Clair Obscur is an “indie” game in the sense that Sandfall don’t have long term obligations. But it was made by easily over a hundred people with major publisher investments. And, much like with my example of Larian above, much of the staff and techniques were trained on other games over the course of literally decades.
As more and more of those publishers die off or are only interested in VERY short term investments? That money goes out the window. And as the major studios/super-studios like EA get shuttered? That pipeline that allowed Broche et al to understand enough about large scale project management to make their own games goes out the window. And more and more developers leave the industry because they need to live. Which means all the “I’ve been animating for 12 years” are gone and it is just the fiver crowd who need to “build out a portfolio” for one of the very few remaining jobs.
kartoffelsaft@programming.dev 11 hours ago
Honestly to me it seems like nothing has actually changed, except the names of the teams behind critically acclaimed games.
Like, your point about being an indie developer being hard is, well, just ask anyone who was making indie games 1, 2, or even 3 decades ago. It’s always been a lottery where 1-3 games a year hit it big and the rest can only barely fund themselves.

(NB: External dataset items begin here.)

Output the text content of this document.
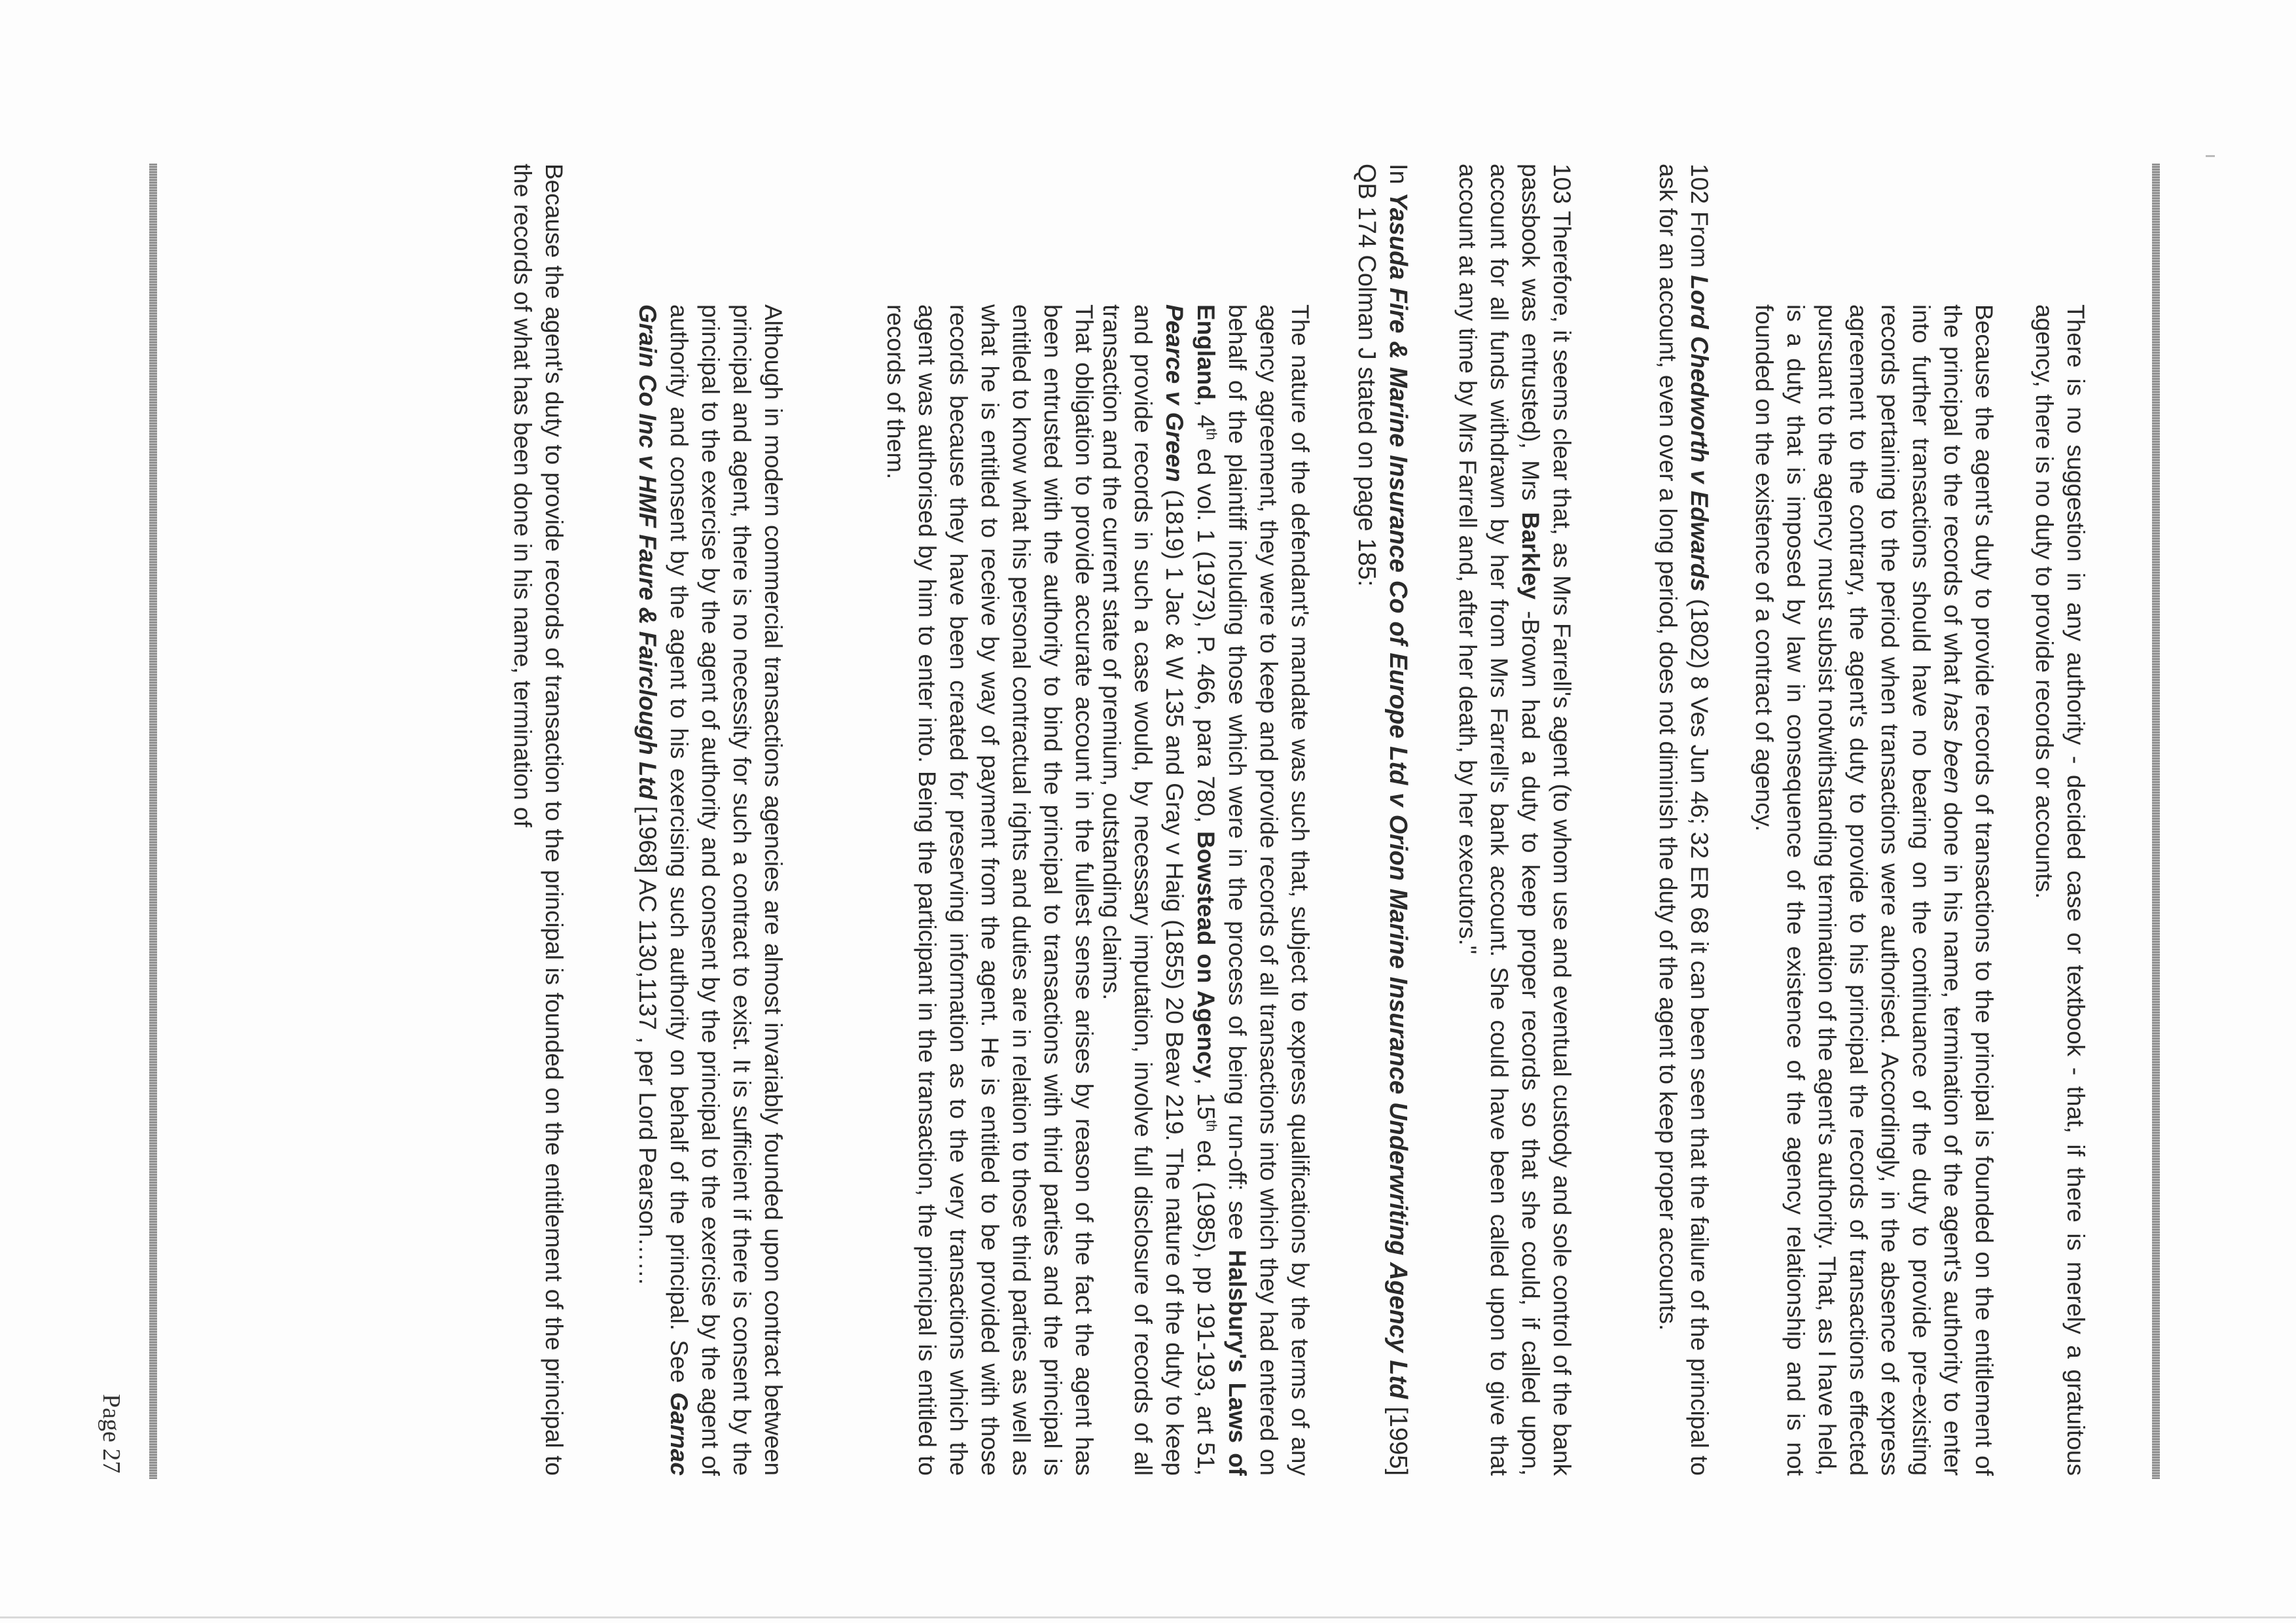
There is no suggestion in any authority - decided case or textbook - that, if there is merely a gratuitous agency, there is no duty to provide records or accounts.

Because the agent's duty to provide records of transactions to the principal is founded on the entitlement of the principal to the records of what has been done in his name, termination of the agent's authority to enter into further transactions should have no bearing on the continuance of the duty to provide pre-existing records pertaining to the period when transactions were authorised. Accordingly, in the absence of express agreement to the contrary, the agent's duty to provide to his principal the records of transactions effected pursuant to the agency must subsist notwithstanding termination of the agent's authority. That, as I have held, is a duty that is imposed by law in consequence of the existence of the agency relationship and is not founded on the existence of a contract of agency.

102 From Lord Chedworth v Edwards (1802) 8 Ves Jun 46; 32 ER 68 it can been seen that the failure of the principal to ask for an account, even over a long period, does not diminish the duty of the agent to keep proper accounts.

103 Therefore, it seems clear that, as Mrs Farrell's agent (to whom use and eventual custody and sole control of the bank passbook was entrusted), Mrs Barkley -Brown had a duty to keep proper records so that she could, if called upon, account for all funds withdrawn by her from Mrs Farrell's bank account. She could have been called upon to give that account at any time by Mrs Farrell and, after her death, by her executors."

In Yasuda Fire & Marine Insurance Co of Europe Ltd v Orion Marine Insurance Underwriting Agency Ltd [1995] QB 174 Colman J stated on page 185:

The nature of the defendant's mandate was such that, subject to express qualifications by the terms of any agency agreement, they were to keep and provide records of all transactions into which they had entered on behalf of the plaintiff including those which were in the process of being run-off: see Halsbury's Laws of England, 4th ed vol. 1 (1973), P. 466, para 780, Bowstead on Agency, 15th ed. (1985), pp 191-193, art 51, Pearce v Green (1819) 1 Jac & W 135 and Gray v Haig (1855) 20 Beav 219. The nature of the duty to keep and provide records in such a case would, by necessary imputation, involve full disclosure of records of all transaction and the current state of premium, outstanding claims.

That obligation to provide accurate account in the fullest sense arises by reason of the fact the agent has been entrusted with the authority to bind the principal to transactions with third parties and the principal is entitled to know what his personal contractual rights and duties are in relation to those third parties as well as what he is entitled to receive by way of payment from the agent. He is entitled to be provided with those records because they have been created for preserving information as to the very transactions which the agent was authorised by him to enter into. Being the participant in the transaction, the principal is entitled to records of them.

Although in modern commercial transactions agencies are almost invariably founded upon contract between principal and agent, there is no necessity for such a contract to exist. It is sufficient if there is consent by the principal to the exercise by the agent of authority and consent by the principal to the exercise by the agent of authority and consent by the agent to his exercising such authority on behalf of the principal. See Garnac Grain Co Inc v HMF Faure & Fairclough Ltd [1968] AC 1130,1137 , per Lord Pearson……

Because the agent's duty to provide records of transaction to the principal is founded on the entitlement of the principal to the records of what has been done in his name, termination of

Page 27
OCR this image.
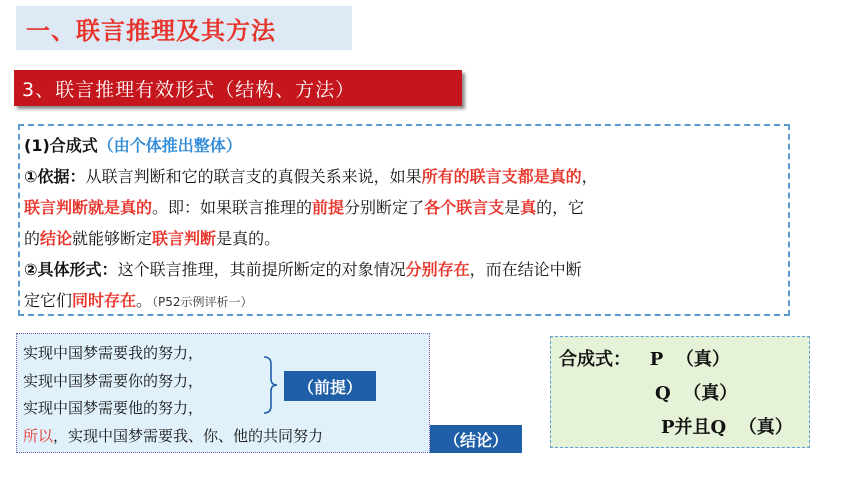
一、联言推理及其方法
3、联言推理有效形式（结构、方法）
(1)合成式（由个体推出整体）
①依据：从联言判断和它的联言支的真假关系来说，如果所有的联言支都是真的，
联言判断就是真的。即：如果联言推理的前提分别断定了各个联言支是真的，它
的结论就能够断定联言判断是真的。
②具体形式：这个联言推理，其前提所断定的对象情况分别存在，而在结论中断
定它们同时存在。（P52示例评析一）
实现中国梦需要我的努力，
实现中国梦需要你的努力，
实现中国梦需要他的努力，
所以，实现中国梦需要我、你、他的共同努力
（前提）
（结论）
合成式：   P  （真）
Q  （真）
P并且Q  （真）
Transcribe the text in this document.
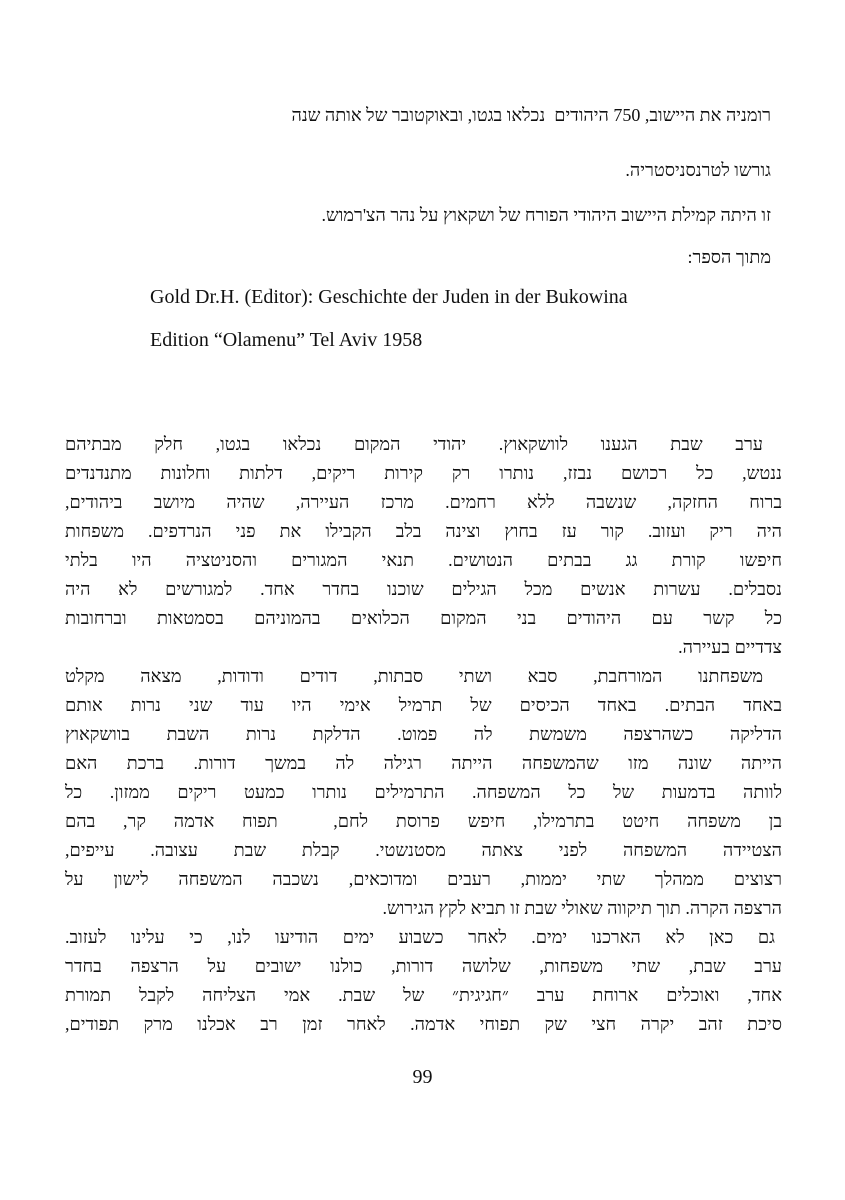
רומניה את היישוב, 750 היהודים  נכלאו בגטו, ובאוקטובר של אותה שנה
גורשו לטרנסניסטריה.
זו היתה קמילת היישוב היהודי הפורח של ושקאוץ על נהר הצ'רמוש.
מתוך הספר:
Gold Dr.H. (Editor): Geschichte der Juden in der Bukowina
Edition “Olamenu” Tel Aviv 1958
ערב שבת הגענו לוושקאוץ. יהודי המקום נכלאו בגטו, חלק מבתיהם
ננטש, כל רכושם נבזז, נותרו רק קירות ריקים, דלתות וחלונות מתנדנדים
ברוח החזקה, שנשבה ללא רחמים. מרכז העיירה, שהיה מיושב ביהודים,
היה ריק ועזוב. קור עז בחוץ וצינה בלב הקבילו את פני הנרדפים. משפחות
חיפשו קורת גג בבתים הנטושים. תנאי המגורים והסניטציה היו בלתי
נסבלים. עשרות אנשים מכל הגילים שוכנו בחדר אחד. למגורשים לא היה
כל קשר עם היהודים בני המקום הכלואים בהמוניהם בסמטאות וברחובות
צדדיים בעיירה.
משפחתנו המורחבת, סבא ושתי סבתות, דודים ודודות, מצאה מקלט
באחד הבתים. באחד הכיסים של תרמיל אימי היו עוד שני נרות אותם
הדליקה כשהרצפה משמשת לה פמוט. הדלקת נרות השבת בוושקאוץ
הייתה שונה מזו שהמשפחה הייתה רגילה לה במשך דורות. ברכת האם
לוותה בדמעות של כל המשפחה. התרמילים נותרו כמעט ריקים ממזון. כל
בן משפחה חיטט בתרמילו, חיפש פרוסת לחם,  תפוח אדמה קר, בהם
הצטיידה המשפחה לפני צאתה מסטנשטי. קבלת שבת עצובה. עייפים,
רצוצים ממהלך שתי יממות, רעבים ומדוכאים, נשכבה המשפחה לישון על
הרצפה הקרה. תוך תיקווה שאולי שבת זו תביא לקץ הגירוש.
גם כאן לא הארכנו ימים. לאחר כשבוע ימים הודיעו לנו, כי עלינו לעזוב.
ערב שבת, שתי משפחות, שלושה דורות, כולנו ישובים על הרצפה בחדר
אחד, ואוכלים ארוחת ערב ״חגיגית״ של שבת. אמי הצליחה לקבל תמורת
סיכת זהב יקרה חצי שק תפוחי אדמה. לאחר זמן רב אכלנו מרק תפודים,
99
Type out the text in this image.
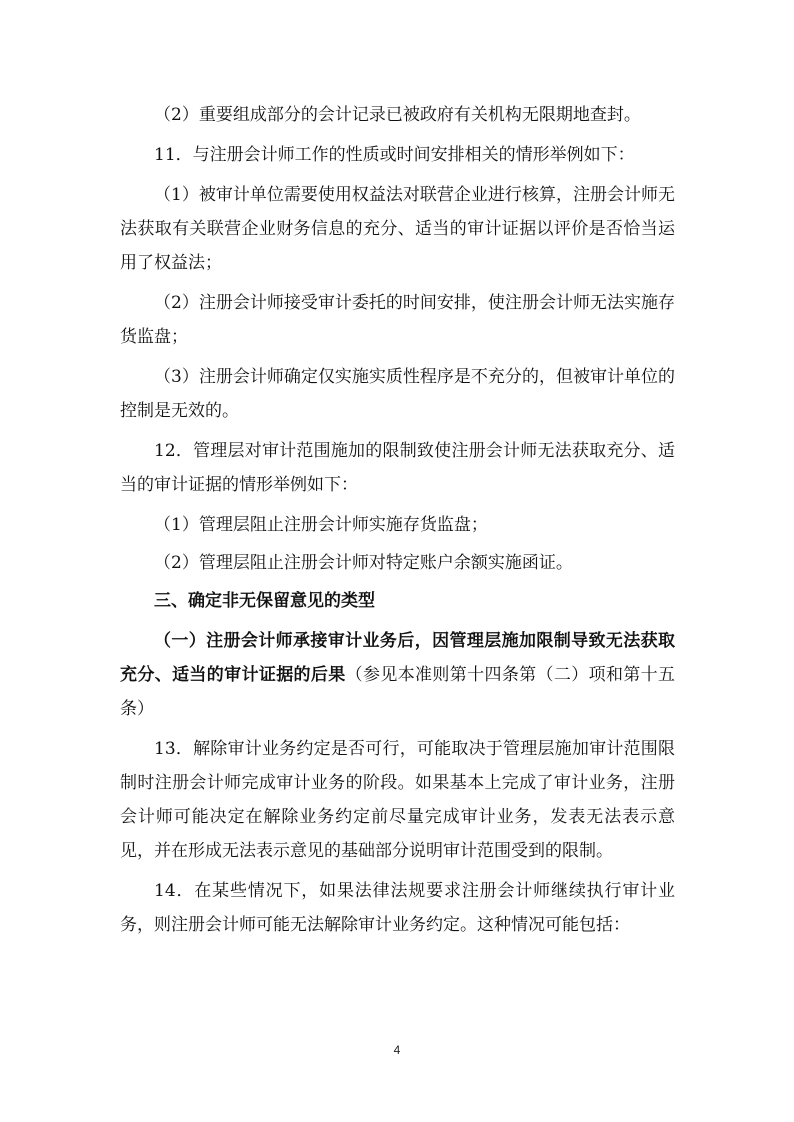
（2）重要组成部分的会计记录已被政府有关机构无限期地查封。

11．与注册会计师工作的性质或时间安排相关的情形举例如下：

（1）被审计单位需要使用权益法对联营企业进行核算，注册会计师无法获取有关联营企业财务信息的充分、适当的审计证据以评价是否恰当运用了权益法；

（2）注册会计师接受审计委托的时间安排，使注册会计师无法实施存货监盘；

（3）注册会计师确定仅实施实质性程序是不充分的，但被审计单位的控制是无效的。

12．管理层对审计范围施加的限制致使注册会计师无法获取充分、适当的审计证据的情形举例如下：

（1）管理层阻止注册会计师实施存货监盘；

（2）管理层阻止注册会计师对特定账户余额实施函证。

三、确定非无保留意见的类型

（一）注册会计师承接审计业务后，因管理层施加限制导致无法获取充分、适当的审计证据的后果（参见本准则第十四条第（二）项和第十五条）

13．解除审计业务约定是否可行，可能取决于管理层施加审计范围限制时注册会计师完成审计业务的阶段。如果基本上完成了审计业务，注册会计师可能决定在解除业务约定前尽量完成审计业务，发表无法表示意见，并在形成无法表示意见的基础部分说明审计范围受到的限制。

14．在某些情况下，如果法律法规要求注册会计师继续执行审计业务，则注册会计师可能无法解除审计业务约定。这种情况可能包括：

4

Though I do think you have a good point about asking what PP considers AAA. Something I’ve noticed is that there’s a bunch of people who, for whatever reason, see some big AAA release and act like it’s not AAA because it’s the first time they’ve heard of the studio / publisher. BG3 is the most obvious example of this (~400 people from my search). Expedition 33 also outsourced a ton of it’s work so it also gets paraded around as “only 30 devs!”. It’s especially frustrating that people will call these games a “wake up call” for AAA studios as if it’s not a huge risk.
Though I don’t think EA (and from what I’ve seen Ubisoft) dying this slow death is a herald of the industry at large dying. We’re seeng a lot more publishers that try to carve out their own little corner of the industry, such as NewBlood, Iron Gate, Hooded Horse, and as you mention Kepler. They’re funding and releasing plenty of successful titles. I think there’s space for, and already space taken, for various publishers to fill the same position as EA did in it’s prime.
You also seem to take this argument that these megapublishers are a prerequisite to having people with proper gamedev skills? As I see it, that’s either not changing, is effecting nearly every industry in NA & EU, or just not a thing. Valve, for example, when making Half Life, realized their game sucked when they were most of the way through development because they were learning as they went. So they scrapped most of what they built and what they remade is what we know as HL1, and that’s well over 2 decades ago. To my understanding Sandfall did a similar thing with E33 but what I saw on the subject might have been embellished and/or I’m misremembering.